Sur le plan environnemental, quelques objectifs font consensus. Ainsi, on s’entend généralement pour développer le transport collectif, réduire les émissions de GES, diminuer les coûts sociaux de l’automobile (congestion, accidents, coûts d’opportunité des stationnements…) ainsi que contrôler l’étalement urbain qui augmente les distances parcourues et la dépendance à l’auto-solo.
Diverses mesures sont proposées pour atteindre ces objectifs. Si la plupart apparaissent à première vue très valables, un examen plus attentif révèle que certains choix sont moins efficaces que d’autres. Nous prendrons en exemple des propositions extraites du Plan d’action 2013-2020 du Québec.
Les autobus
Au chapitre du Soutien au transport collectif, on souligne les bénéfices des autobus diesel, qui réduisent le nombre de véhicules sur la route, la congestion et les besoins en stationnements. Sur le plan social, il s’agit d’un service essentiel. Mais est-ce que les autobus diesel réduisent les émissions de GES ? Malheureusement, pas vraiment, comme on peut le constater en comparant les émissions par passager par kilomètre parcouru :
Performance urbaine |
Facteur de charge |
g CO2 / passager – km |
Honda Civic (7 l / 100 km) |
2 personnes |
85 |
Moyenne des autobus à Laval* |
131 |
|
Honda Civic (7 l / 100 km) |
1 personne |
168 |
Moyenne des autobus de la STM** |
216 |
|
Honda Accord (9 l / 100 km) |
1 personne |
216 |
* STL, Développement durable; État de la situation 2013, p.26
**STM, Plan de développement durable 2020, p. 53
De plus, les autobus diesel augmentent la pollution locale, puisqu’ils émettent des quantités importantes de polluants qui ont des effets sur la santé respiratoire: particules fines et oxyde d’azote (NOx) qui causent le smog. Par passager-km, les émissions des autobus diesel sont environ 10 fois plus grandes que celles des automobiles. Notons que des nouvelles technologies pourraient réduire de plus de 50% les émissions de NOx des autobus, mais un très faible nombre en sont équipés pour l’instant (ex. STL, Développement durable; État de la situation 2013).
Les voitures électriques
Ce même Plan d’action 2013-2020 du Québec propose des incitatifs pour les voitures électriques.

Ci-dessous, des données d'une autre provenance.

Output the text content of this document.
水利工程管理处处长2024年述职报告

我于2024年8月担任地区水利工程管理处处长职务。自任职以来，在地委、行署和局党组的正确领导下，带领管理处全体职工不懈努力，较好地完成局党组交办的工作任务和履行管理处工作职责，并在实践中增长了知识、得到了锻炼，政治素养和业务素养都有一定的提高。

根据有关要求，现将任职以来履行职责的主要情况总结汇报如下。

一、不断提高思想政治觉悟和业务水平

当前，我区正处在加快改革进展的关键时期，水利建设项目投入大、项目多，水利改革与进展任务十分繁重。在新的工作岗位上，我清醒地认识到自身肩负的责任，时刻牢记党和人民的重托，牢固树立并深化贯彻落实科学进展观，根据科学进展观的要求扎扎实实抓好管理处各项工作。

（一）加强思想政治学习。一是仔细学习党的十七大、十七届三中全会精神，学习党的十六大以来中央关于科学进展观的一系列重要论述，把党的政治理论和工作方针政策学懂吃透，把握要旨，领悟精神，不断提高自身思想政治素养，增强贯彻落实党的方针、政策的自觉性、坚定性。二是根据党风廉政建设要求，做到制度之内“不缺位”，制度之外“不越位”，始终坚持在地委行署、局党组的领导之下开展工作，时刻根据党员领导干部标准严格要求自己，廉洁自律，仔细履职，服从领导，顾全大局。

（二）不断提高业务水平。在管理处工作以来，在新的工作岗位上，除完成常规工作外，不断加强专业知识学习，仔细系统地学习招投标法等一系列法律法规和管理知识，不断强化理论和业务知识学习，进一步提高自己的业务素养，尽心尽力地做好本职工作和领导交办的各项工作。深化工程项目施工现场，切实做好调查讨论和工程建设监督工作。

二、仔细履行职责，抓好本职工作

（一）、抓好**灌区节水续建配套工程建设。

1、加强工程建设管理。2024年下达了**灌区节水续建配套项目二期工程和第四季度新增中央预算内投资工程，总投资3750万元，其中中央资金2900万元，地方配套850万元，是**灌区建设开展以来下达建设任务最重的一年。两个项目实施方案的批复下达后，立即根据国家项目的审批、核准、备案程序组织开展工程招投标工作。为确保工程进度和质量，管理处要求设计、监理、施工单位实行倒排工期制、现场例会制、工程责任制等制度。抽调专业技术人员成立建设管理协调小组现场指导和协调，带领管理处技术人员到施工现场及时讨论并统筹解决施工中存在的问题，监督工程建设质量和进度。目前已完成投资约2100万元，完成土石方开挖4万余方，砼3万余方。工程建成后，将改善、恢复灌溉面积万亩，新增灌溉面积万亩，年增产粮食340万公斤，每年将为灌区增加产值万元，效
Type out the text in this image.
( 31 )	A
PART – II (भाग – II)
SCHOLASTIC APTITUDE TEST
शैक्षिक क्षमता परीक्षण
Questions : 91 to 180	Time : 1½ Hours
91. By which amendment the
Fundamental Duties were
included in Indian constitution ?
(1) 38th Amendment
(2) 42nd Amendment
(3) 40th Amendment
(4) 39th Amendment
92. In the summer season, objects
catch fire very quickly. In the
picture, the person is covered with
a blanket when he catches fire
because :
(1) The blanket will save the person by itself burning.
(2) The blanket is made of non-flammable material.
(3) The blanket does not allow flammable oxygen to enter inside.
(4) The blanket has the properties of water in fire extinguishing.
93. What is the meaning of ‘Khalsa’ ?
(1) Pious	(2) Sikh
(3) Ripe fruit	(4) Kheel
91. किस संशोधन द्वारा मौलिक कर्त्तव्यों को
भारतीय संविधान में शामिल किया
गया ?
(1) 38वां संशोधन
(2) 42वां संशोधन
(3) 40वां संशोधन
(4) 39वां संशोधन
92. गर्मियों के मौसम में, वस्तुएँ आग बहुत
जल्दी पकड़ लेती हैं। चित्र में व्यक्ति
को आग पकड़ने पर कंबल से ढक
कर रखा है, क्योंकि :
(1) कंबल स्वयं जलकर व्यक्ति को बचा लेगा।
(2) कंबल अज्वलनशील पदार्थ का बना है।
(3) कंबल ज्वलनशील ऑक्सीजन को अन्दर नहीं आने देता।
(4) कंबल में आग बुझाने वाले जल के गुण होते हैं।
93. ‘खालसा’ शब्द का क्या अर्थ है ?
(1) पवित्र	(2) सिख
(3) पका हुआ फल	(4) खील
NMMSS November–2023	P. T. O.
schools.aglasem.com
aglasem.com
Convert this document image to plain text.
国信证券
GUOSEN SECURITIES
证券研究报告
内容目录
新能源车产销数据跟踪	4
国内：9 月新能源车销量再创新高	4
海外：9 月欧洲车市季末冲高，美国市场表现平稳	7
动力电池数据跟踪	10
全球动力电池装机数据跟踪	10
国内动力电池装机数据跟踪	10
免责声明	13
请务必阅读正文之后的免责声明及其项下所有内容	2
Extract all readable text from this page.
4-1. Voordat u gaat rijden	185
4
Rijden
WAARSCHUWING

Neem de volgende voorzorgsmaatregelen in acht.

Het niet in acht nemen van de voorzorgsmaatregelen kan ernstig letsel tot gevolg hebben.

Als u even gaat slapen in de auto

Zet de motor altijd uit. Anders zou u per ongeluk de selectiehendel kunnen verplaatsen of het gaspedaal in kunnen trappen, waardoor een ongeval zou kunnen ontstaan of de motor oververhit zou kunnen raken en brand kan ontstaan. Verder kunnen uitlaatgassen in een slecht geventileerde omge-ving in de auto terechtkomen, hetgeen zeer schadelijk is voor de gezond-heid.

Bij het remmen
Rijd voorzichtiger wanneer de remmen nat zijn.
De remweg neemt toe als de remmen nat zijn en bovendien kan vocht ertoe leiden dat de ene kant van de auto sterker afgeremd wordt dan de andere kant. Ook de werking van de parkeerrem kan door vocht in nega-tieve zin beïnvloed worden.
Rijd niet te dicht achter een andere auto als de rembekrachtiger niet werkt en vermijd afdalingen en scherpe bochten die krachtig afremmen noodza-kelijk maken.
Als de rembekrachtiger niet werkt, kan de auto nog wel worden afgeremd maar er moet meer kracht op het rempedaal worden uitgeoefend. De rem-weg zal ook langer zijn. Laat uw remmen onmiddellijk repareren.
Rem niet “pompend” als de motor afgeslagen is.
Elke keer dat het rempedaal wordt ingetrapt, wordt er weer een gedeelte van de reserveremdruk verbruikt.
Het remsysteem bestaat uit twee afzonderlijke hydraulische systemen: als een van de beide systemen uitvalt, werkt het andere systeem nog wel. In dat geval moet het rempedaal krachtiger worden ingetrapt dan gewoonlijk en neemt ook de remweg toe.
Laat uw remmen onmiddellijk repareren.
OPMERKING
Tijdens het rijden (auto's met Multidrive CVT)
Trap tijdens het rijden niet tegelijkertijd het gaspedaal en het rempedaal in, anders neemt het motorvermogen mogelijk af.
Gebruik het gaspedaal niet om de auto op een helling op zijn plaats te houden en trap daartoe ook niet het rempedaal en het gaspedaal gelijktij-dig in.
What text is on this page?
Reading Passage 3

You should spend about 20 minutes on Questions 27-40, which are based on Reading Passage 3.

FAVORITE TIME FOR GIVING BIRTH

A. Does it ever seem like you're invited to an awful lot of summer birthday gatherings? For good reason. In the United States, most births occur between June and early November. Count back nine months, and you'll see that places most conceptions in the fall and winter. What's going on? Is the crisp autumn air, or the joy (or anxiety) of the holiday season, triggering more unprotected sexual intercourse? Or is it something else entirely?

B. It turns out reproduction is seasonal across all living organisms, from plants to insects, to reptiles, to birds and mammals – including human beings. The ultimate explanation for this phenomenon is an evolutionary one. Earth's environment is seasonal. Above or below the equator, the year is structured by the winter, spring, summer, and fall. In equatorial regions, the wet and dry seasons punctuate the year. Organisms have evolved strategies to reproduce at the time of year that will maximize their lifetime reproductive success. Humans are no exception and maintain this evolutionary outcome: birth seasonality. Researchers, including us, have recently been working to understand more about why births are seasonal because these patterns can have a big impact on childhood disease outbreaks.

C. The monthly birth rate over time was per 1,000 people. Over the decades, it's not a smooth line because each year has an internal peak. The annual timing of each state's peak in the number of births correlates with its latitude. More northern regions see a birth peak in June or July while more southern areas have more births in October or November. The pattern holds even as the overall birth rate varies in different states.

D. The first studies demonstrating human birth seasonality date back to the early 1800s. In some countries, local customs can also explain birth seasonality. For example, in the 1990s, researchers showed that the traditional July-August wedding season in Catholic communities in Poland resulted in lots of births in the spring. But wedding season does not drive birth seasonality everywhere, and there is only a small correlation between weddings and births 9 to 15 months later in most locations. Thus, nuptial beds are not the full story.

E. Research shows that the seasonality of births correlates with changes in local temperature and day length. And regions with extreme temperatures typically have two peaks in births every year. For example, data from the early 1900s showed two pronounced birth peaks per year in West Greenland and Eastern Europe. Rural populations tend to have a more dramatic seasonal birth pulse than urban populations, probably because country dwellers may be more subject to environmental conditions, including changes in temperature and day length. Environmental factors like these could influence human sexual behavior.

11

La conclusion que les autos électriques réduisent les émissions de GES se base sur trois hypothèses :
- La source d’électricité alimentant les autos électriques est l’hydroélectricité
- Lorsqu’un ménage achète une auto électrique, cet achat remplace un véhicule conventionnel
- La fabrication des batteries n’est pas un enjeu.
Est-ce que ces hypothèses sont valides ?
Premièrement, peut-on dire que les voitures électriques qui roulent au Québec sont « zéro émission » ? A priori, on est porté à le croire, puisque la quasi-totalité (98%) de l’électricité que nous consommons est produite de manière hydraulique, donc avec très peu d’émissions de GES, et c’est ce que nous amène à conclure une analyse de cycle de vie basée sur des données moyennes (ACV : Méthode attributionnelle). Par contre, si l’on aborde les émissions de GES dans une perspective plus globale, on les analysera selon une approche marginale (ACV : méthode conséquentielle). On prendra alors en considération que :
- la quantité totale d’hydroélectricité produite n’est pas modifiée par la consommation et dépend des pluies;
- les kWh consommés par les autos électriques réduisent les kWh exportés;
- les kWh exportés remplacent des kWh produits par du charbon et du gaz naturel.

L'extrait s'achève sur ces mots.